Para facilitar esta labor de feriar a los más pequeños, emergían en la parte más señorial del parque decenas de puestos de madera con mil y una baratijas. Se vendía de todo, desde los incipientes juguetes de plástico (hechos aún en España) hasta insignias (ahora llamadas “pin”) con los escudos más singulares. Me acuerdo que una vez tuve una con el emblema de "7 Picos", sin haberlo subido nunca y sin siquiera saber dónde se encontraba. 

De entre todos ellos, hoy me voy a referir a uno al que no lo he vuelto a ver desde aquellos años, y que comúnmente se conocía como el “Puesto del serrín”. Ejercía en mí una notable atracción, quizás porque mi familia solía sentarse en un velador cercano a tomar el típico limón granizado, y desde allí lo podía espiar, o quizás por lo que escondía en su inmensa montaña de serrín. Inmensa me parecía entonces, aunque ahora dudo de que tuviera más de 30 cm. de altura.
  
Allí estaba, una plataforma de unos dos metros de largo por uno de ancho, y con una altura idónea para las personas adultas pero que yo sólo podía divisar si me alzaba sobre la punta de mis pies. Estaba protegido por un toldo de color blanco y en la parte posterior se encontraba un hombre de aspecto huraño, al menos así era cuando se acercaba algún inoportuno mozuelo como yo, sabiendo a ciencia cierta que no iba sino a curiosear.

En la plataforma, de parte a parte, había un montón de serrín y escondido en sus entrañas había un tesoro. Mil y un anillos y sortijas se escondían pudorosos a la espera de que una mano experta los sacara a la luz.
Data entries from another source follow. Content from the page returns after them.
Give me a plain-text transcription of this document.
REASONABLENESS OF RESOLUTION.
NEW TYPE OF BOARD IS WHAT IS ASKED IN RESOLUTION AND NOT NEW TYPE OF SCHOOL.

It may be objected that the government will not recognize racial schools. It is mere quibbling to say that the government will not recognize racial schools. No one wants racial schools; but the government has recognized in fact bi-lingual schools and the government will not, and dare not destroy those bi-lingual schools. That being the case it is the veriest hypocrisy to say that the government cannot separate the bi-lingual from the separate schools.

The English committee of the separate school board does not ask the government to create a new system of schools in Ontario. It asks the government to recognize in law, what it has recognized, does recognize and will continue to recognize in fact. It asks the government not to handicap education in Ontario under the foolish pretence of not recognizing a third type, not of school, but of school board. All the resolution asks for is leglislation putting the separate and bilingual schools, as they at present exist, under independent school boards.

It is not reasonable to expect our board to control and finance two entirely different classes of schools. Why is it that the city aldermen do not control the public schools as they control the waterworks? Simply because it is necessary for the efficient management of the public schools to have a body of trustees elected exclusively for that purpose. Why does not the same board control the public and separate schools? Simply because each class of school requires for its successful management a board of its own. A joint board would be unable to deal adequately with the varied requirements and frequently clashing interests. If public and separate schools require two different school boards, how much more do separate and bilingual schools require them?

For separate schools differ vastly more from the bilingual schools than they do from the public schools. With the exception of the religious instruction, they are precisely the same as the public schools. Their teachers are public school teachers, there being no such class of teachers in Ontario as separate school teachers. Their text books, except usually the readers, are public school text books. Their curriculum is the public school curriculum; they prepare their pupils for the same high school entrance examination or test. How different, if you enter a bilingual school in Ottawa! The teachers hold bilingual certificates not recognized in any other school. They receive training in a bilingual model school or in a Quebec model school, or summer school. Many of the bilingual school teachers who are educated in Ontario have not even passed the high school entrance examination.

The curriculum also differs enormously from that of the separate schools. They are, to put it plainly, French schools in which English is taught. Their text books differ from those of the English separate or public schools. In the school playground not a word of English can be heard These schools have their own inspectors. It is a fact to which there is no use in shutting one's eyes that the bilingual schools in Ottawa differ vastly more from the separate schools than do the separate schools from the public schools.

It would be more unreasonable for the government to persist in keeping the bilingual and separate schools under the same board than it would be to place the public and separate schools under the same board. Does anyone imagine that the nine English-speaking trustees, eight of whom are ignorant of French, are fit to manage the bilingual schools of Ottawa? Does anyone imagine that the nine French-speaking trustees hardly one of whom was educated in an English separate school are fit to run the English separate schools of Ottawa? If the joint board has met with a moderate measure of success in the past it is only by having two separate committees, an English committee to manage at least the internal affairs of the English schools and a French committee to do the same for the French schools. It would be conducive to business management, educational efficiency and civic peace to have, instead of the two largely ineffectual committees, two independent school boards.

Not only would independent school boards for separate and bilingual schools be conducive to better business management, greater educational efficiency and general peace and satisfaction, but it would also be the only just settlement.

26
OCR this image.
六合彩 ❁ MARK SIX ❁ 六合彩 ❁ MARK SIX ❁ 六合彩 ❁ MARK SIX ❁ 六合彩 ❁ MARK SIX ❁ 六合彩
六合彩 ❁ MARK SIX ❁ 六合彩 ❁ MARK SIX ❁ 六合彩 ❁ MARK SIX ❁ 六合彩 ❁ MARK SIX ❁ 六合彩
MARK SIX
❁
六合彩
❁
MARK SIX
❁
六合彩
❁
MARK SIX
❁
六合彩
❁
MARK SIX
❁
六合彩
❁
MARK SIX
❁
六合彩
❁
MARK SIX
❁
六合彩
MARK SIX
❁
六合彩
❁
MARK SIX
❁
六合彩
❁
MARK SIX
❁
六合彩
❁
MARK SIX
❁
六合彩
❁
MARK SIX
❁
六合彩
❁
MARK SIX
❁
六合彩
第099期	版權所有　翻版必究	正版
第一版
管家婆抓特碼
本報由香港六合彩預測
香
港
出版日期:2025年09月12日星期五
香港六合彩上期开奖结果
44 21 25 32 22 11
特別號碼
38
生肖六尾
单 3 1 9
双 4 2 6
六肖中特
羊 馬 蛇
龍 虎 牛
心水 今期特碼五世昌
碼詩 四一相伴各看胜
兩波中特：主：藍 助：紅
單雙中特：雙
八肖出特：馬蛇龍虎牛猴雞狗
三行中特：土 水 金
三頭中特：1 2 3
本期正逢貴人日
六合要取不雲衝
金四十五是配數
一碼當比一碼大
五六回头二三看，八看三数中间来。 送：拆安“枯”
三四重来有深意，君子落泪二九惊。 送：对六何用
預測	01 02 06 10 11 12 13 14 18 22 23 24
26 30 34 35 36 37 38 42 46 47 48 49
Ni qué decir tiene que asemejaban ser de oro, pero poco duraba la alegría del comprador porque el dedo que fuera abrazado por uno de sus anillos no tardaría en volverse verde o negro debido a la mala calidad del metal con que estaba hecho. No digamos si alguien era alérgico, los ronchones le salían por doquier. Sin embargo no se engañaba a nadie, pues todos, incluso yo, sabíamos de la calidad de dicha mercancía.

Sería porque estos objetos eran muy asequibles, sería porque no hay mayor atracción que la ilusión de encontrar una pieza única a fuerza de buscar y buscar en lo desconocido, o simplemente,  porque era feria, pero el caso era que no pocos paisanos y paisanas se hacían con algunos de estos objetos para presumir (Al menos mientras duraran los festejos!).

Me pregunto qué habrá sido de este vendedor de sueños, de esta persona que me parecía huraña, hosca, casi sin corazón, y que sin embargo sólo luchaba, como todos, por sobrevivir en unos tiempos que no fueron nada fáciles.